Nach Bienen, Insekten und Amphibien sind die Fledermäuse „Tierschützling des Jahres“ in Niederösterreich. Aus diesem Anlass initiierte Naturschutz-Landesrätin Susanne Rosenkranz gemeinsam mit rund 50 Schulkindern und Lehrern aus Krems den Besuch einer Fledermausstation im Naturpark Geras. Dort gab der Fledermausverein KFFÖ (Koordinationsstelle für Fledermausschutz und -forschung in Österreich) spannende Einblicke in die Welt der Mausohren, Abendsegler, Hufeisennasen und anderer heimischer Fledermausarten.

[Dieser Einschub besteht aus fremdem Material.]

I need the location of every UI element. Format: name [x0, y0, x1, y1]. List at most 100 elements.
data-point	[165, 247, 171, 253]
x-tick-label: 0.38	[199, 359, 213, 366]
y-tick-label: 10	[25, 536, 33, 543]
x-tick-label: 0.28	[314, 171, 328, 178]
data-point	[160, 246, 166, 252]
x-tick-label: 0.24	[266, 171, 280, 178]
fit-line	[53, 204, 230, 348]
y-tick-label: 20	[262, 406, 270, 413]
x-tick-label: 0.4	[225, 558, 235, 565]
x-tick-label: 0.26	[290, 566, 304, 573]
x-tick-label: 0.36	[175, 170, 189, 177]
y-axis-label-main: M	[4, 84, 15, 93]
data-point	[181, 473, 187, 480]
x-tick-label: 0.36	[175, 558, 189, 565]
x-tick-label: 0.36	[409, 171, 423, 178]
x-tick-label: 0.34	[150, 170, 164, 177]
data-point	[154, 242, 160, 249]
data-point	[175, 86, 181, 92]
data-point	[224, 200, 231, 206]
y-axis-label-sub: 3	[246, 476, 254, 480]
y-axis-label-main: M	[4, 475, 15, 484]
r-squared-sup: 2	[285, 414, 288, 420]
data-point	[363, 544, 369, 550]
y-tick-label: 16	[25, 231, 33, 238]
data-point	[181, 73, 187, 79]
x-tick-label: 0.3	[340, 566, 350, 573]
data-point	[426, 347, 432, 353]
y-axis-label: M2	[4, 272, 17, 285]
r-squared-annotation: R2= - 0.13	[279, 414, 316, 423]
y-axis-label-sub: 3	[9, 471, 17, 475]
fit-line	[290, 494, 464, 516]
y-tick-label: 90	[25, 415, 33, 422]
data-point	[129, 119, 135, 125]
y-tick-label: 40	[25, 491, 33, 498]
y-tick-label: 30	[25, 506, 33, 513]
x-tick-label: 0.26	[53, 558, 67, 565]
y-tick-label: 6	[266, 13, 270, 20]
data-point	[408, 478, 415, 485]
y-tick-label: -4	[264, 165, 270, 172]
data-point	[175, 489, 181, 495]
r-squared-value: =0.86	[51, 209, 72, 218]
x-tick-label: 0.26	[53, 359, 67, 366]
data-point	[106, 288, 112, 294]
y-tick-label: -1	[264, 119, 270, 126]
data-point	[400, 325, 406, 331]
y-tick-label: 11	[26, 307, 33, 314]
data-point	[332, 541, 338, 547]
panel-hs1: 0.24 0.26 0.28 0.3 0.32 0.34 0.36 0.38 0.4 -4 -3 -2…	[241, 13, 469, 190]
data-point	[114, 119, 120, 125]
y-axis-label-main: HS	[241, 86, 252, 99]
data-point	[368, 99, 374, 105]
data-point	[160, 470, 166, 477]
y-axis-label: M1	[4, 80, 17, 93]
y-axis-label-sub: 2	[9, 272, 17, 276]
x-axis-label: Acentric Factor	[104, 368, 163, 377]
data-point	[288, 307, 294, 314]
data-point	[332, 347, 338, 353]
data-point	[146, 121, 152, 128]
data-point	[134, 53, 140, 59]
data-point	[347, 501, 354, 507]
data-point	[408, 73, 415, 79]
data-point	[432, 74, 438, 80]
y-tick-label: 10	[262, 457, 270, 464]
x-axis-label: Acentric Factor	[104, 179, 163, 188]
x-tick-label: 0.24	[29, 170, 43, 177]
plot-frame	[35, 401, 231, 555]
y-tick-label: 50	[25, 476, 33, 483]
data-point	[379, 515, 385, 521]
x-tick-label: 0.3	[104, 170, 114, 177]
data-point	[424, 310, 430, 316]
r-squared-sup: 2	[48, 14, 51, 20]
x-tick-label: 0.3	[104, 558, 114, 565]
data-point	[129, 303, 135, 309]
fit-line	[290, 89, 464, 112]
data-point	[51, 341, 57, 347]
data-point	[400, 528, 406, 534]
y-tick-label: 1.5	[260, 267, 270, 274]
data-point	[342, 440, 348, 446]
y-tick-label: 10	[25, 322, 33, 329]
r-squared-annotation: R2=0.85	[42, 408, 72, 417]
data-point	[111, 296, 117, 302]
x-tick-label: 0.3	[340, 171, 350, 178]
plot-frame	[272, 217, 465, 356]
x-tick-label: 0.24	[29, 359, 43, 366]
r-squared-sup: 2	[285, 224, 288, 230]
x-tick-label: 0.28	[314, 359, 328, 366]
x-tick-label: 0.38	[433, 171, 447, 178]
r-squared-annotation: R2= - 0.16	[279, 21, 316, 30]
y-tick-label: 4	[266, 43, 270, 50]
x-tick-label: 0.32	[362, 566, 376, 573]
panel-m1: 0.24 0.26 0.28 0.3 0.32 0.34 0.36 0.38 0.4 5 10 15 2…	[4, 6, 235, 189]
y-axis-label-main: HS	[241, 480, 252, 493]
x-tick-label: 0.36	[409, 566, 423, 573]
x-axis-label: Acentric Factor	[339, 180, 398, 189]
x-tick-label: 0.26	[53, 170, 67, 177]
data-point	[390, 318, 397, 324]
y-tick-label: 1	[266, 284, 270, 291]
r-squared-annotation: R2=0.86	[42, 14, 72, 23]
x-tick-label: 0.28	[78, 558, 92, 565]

„Seit Jahren ist es mir ein großes Anliegen, dass junge Menschen die Zusammenhänge der Artenvielfalt verstehen. Die stark bedrohten Fledermäuse sind unverzichtbare Bestandteile unserer Natur und verdienen unseren Schutz. Darum ist es mir eine besondere Freude, diese lautlosen und oft unsichtbaren Tiere vor den Vorhang zu holen“, erklärte Landesrätin Susanne Rosenkranz den Hintergrund des Besuchs.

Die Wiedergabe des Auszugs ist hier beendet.